My holiday gift to you is to share a remarkable essay from a remarkable RCC Nursing student.  As I always say, "Students say it best," and Holly Friedberg is no exception.  In addition to being very active in the Nursing Student Association, Holly, a veteran, is also actively involved in our Veterans Student Association.  United Hospice of Rockland has a relationship with Choice Trust, an NGO which provides palliative care to hundreds of persons who are sick with AIDS and other life-threatening illnesses in the Limpopo region, a rural and impoverished area of South Africa.  My wife, Wylene, chaired a committee for United Hospice to raise funds for Choice Trust and to provide support to the caregivers who work for that organization.  Wylene reached out to our Student Nurses Association who helped her in several fundraising projects. As a result, two RCC students, Holly Friedberg and Yolanda Isom, were able to travel with a group to South Africa.  The following is what Holly wrote about her experience, and she is generously allowing me to share her reflections with you.

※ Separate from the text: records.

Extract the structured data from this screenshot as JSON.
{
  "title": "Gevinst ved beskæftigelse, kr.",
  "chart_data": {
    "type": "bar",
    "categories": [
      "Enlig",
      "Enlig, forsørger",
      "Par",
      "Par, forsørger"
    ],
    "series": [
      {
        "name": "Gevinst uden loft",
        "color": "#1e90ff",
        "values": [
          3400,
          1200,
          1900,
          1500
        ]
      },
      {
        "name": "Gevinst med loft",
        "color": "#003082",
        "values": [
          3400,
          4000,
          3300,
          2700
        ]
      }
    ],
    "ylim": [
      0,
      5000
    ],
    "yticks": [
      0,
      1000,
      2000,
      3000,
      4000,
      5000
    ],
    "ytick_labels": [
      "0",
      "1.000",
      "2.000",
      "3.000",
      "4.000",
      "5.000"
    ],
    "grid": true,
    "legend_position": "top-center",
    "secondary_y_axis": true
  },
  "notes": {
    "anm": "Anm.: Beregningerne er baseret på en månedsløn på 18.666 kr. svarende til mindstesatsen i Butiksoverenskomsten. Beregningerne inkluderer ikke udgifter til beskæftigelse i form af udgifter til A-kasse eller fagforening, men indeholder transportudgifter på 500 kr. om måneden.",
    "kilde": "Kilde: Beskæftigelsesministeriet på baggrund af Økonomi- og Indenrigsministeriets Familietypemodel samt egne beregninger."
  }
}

Picture from South Africa trip

It's easy to tell someone what your experience was, but a very different task to really explain to someone what you LEARNED.  As a learner, a student nurse, I'm rather comfortable with my predictable college experience.  The expectations are fairly benign.  What I need to learn is clearly outlined in a syllabus, and each of my clinical experiences are neatly documented in papers that are handed in to be scrutinized and graded.

Going to visit Choice Trust was challenging if only because there was no way to know what to expect.  You think the worst and hope for the best.  You wonder how you'll deal with your experience, if you'll be able to help, what you'll be able to do, what you can bring with to help them.  And the answers wound up being painfully simple in the end.

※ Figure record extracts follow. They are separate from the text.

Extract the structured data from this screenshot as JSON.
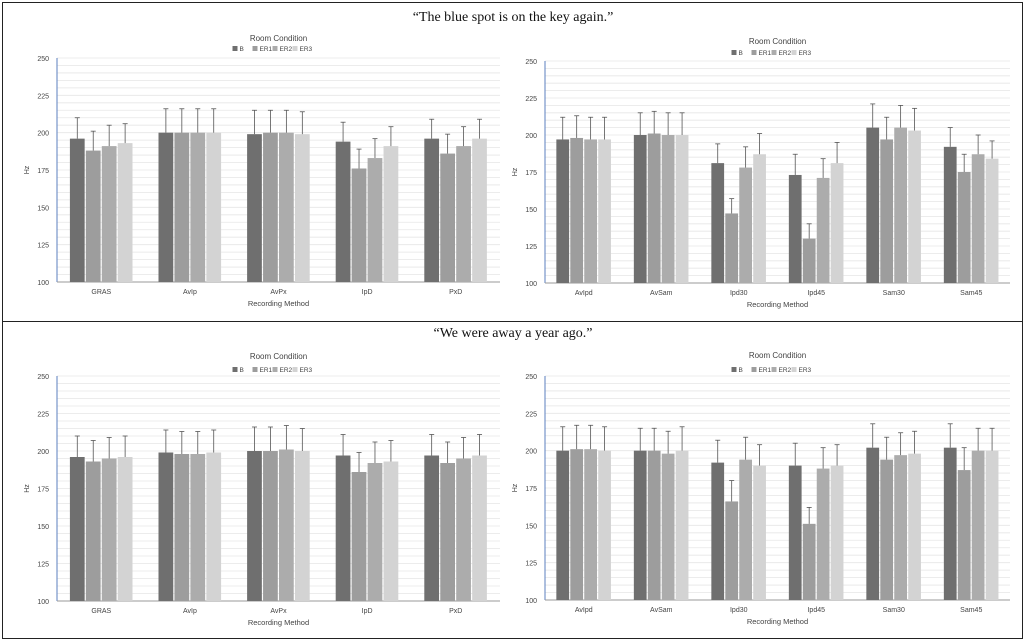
{
  "panels": [
    {
      "title": "“The blue spot is on the key again.”"
    },
    {
      "title": "“We were away a year ago.”"
    }
  ],
  "series_colors": [
    "#6f6f6f",
    "#9d9d9d",
    "#acacac",
    "#d3d3d3"
  ],
  "chart_data": [
    {
      "type": "bar",
      "title": "Room Condition",
      "xlabel": "Recording Method",
      "ylabel": "Hz",
      "ylim": [
        100,
        250
      ],
      "yticks": [
        "100",
        "125",
        "150",
        "175",
        "200",
        "225",
        "250"
      ],
      "categories": [
        "GRAS",
        "AvIp",
        "AvPx",
        "IpD",
        "PxD"
      ],
      "series": [
        {
          "name": "B",
          "values": [
            196,
            200,
            199,
            194,
            196
          ],
          "errors": [
            14,
            16,
            16,
            13,
            13
          ]
        },
        {
          "name": "ER1",
          "values": [
            188,
            200,
            200,
            176,
            186
          ],
          "errors": [
            13,
            16,
            15,
            13,
            13
          ]
        },
        {
          "name": "ER2",
          "values": [
            191,
            200,
            200,
            183,
            191
          ],
          "errors": [
            14,
            16,
            15,
            13,
            13
          ]
        },
        {
          "name": "ER3",
          "values": [
            193,
            200,
            199,
            191,
            196
          ],
          "errors": [
            13,
            16,
            15,
            13,
            13
          ]
        }
      ]
    },
    {
      "type": "bar",
      "title": "Room Condition",
      "xlabel": "Recording Method",
      "ylabel": "Hz",
      "ylim": [
        100,
        250
      ],
      "yticks": [
        "100",
        "125",
        "150",
        "175",
        "200",
        "225",
        "250"
      ],
      "categories": [
        "AvIpd",
        "AvSam",
        "Ipd30",
        "Ipd45",
        "Sam30",
        "Sam45"
      ],
      "series": [
        {
          "name": "B",
          "values": [
            197,
            200,
            181,
            173,
            205,
            192
          ],
          "errors": [
            15,
            15,
            13,
            14,
            16,
            13
          ]
        },
        {
          "name": "ER1",
          "values": [
            198,
            201,
            147,
            130,
            197,
            175
          ],
          "errors": [
            15,
            15,
            10,
            10,
            15,
            12
          ]
        },
        {
          "name": "ER2",
          "values": [
            197,
            200,
            178,
            171,
            205,
            187
          ],
          "errors": [
            15,
            15,
            14,
            13,
            15,
            13
          ]
        },
        {
          "name": "ER3",
          "values": [
            197,
            200,
            187,
            181,
            203,
            184
          ],
          "errors": [
            15,
            15,
            14,
            14,
            15,
            12
          ]
        }
      ]
    },
    {
      "type": "bar",
      "title": "Room Condition",
      "xlabel": "Recording Method",
      "ylabel": "Hz",
      "ylim": [
        100,
        250
      ],
      "yticks": [
        "100",
        "125",
        "150",
        "175",
        "200",
        "225",
        "250"
      ],
      "categories": [
        "GRAS",
        "AvIp",
        "AvPx",
        "IpD",
        "PxD"
      ],
      "series": [
        {
          "name": "B",
          "values": [
            196,
            199,
            200,
            197,
            197
          ],
          "errors": [
            14,
            15,
            16,
            14,
            14
          ]
        },
        {
          "name": "ER1",
          "values": [
            193,
            198,
            200,
            186,
            192
          ],
          "errors": [
            14,
            15,
            16,
            13,
            14
          ]
        },
        {
          "name": "ER2",
          "values": [
            195,
            198,
            201,
            192,
            195
          ],
          "errors": [
            14,
            15,
            16,
            14,
            14
          ]
        },
        {
          "name": "ER3",
          "values": [
            196,
            199,
            200,
            193,
            197
          ],
          "errors": [
            14,
            15,
            15,
            14,
            14
          ]
        }
      ]
    },
    {
      "type": "bar",
      "title": "Room Condition",
      "xlabel": "Recording Method",
      "ylabel": "Hz",
      "ylim": [
        100,
        250
      ],
      "yticks": [
        "100",
        "125",
        "150",
        "175",
        "200",
        "225",
        "250"
      ],
      "categories": [
        "AvIpd",
        "AvSam",
        "Ipd30",
        "Ipd45",
        "Sam30",
        "Sam45"
      ],
      "series": [
        {
          "name": "B",
          "values": [
            200,
            200,
            192,
            190,
            202,
            202
          ],
          "errors": [
            16,
            15,
            15,
            15,
            16,
            16
          ]
        },
        {
          "name": "ER1",
          "values": [
            201,
            200,
            166,
            151,
            194,
            187
          ],
          "errors": [
            16,
            15,
            14,
            11,
            15,
            15
          ]
        },
        {
          "name": "ER2",
          "values": [
            201,
            198,
            194,
            188,
            197,
            200
          ],
          "errors": [
            16,
            15,
            15,
            14,
            15,
            15
          ]
        },
        {
          "name": "ER3",
          "values": [
            200,
            200,
            190,
            190,
            198,
            200
          ],
          "errors": [
            16,
            16,
            14,
            14,
            15,
            15
          ]
        }
      ]
    }
  ]
}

Picture from South Africa trip

I look back on what I learned and recognize that I went through a series of stages;

 

I denied that this situation could be this painful, this sad, that human beings lay on a cold floor dying while I use countless absorbent pads and bedding, washcloths soaked in clean warm water and gently scented soaps and balms for their bedsores... my patients in America have an endless supply of every

medication known to mankind to ease their suffering while half a world away I see people who can't get a Tylenol.

 

I was angry when I thought that more could or should be done.  The clinic doesn't have a blood pressure cuff?!?  How is this possible??  A patient with intractable pain isn't able to get appropriate medications??  This is ridiculous!  What do you mean nobody does a complete history and physical?  How does anything get done?!?!?  ARGH!

 

I frantically tried thinking of ways that could improve this situation.  What if we miraculously did THIS!  Or maybe even THAT!  We could change this and educate that... and then... um... yeah, er...

 

I was sad when I realized that the environment was not something that could be changed in the blink of an eye.  That advancement would be slow.  That people would continue, long after I'd gone, to go without those everyday comforts of western medicine we take for granted.  The people that we had met,  took our hands and thanked us for coming to visit because it meant to them that they may find a cure or at least relief, or because it gave them a renewed sense of hope.

 

The answer was so easy...Each person who I met had hope, trust and someone who genuinely cared for them in Choice Trust.  The very things that so many of the patients lacked -the most important things- the caregivers and nurses gave back to them without abandon.  The dignity they received was valued more than having to lay on the floor.  A visit every day from someone who cared when others had long disregarded them gave them back their humanity.  Self worth was restored just by listening.

Picture from South Africa trip

What I learned was simple, but my complicated, educated, rational student-brain didn't recognize that what they really did was what really counted: they cared when nobody else did, and continued to do it when everyone else gave up.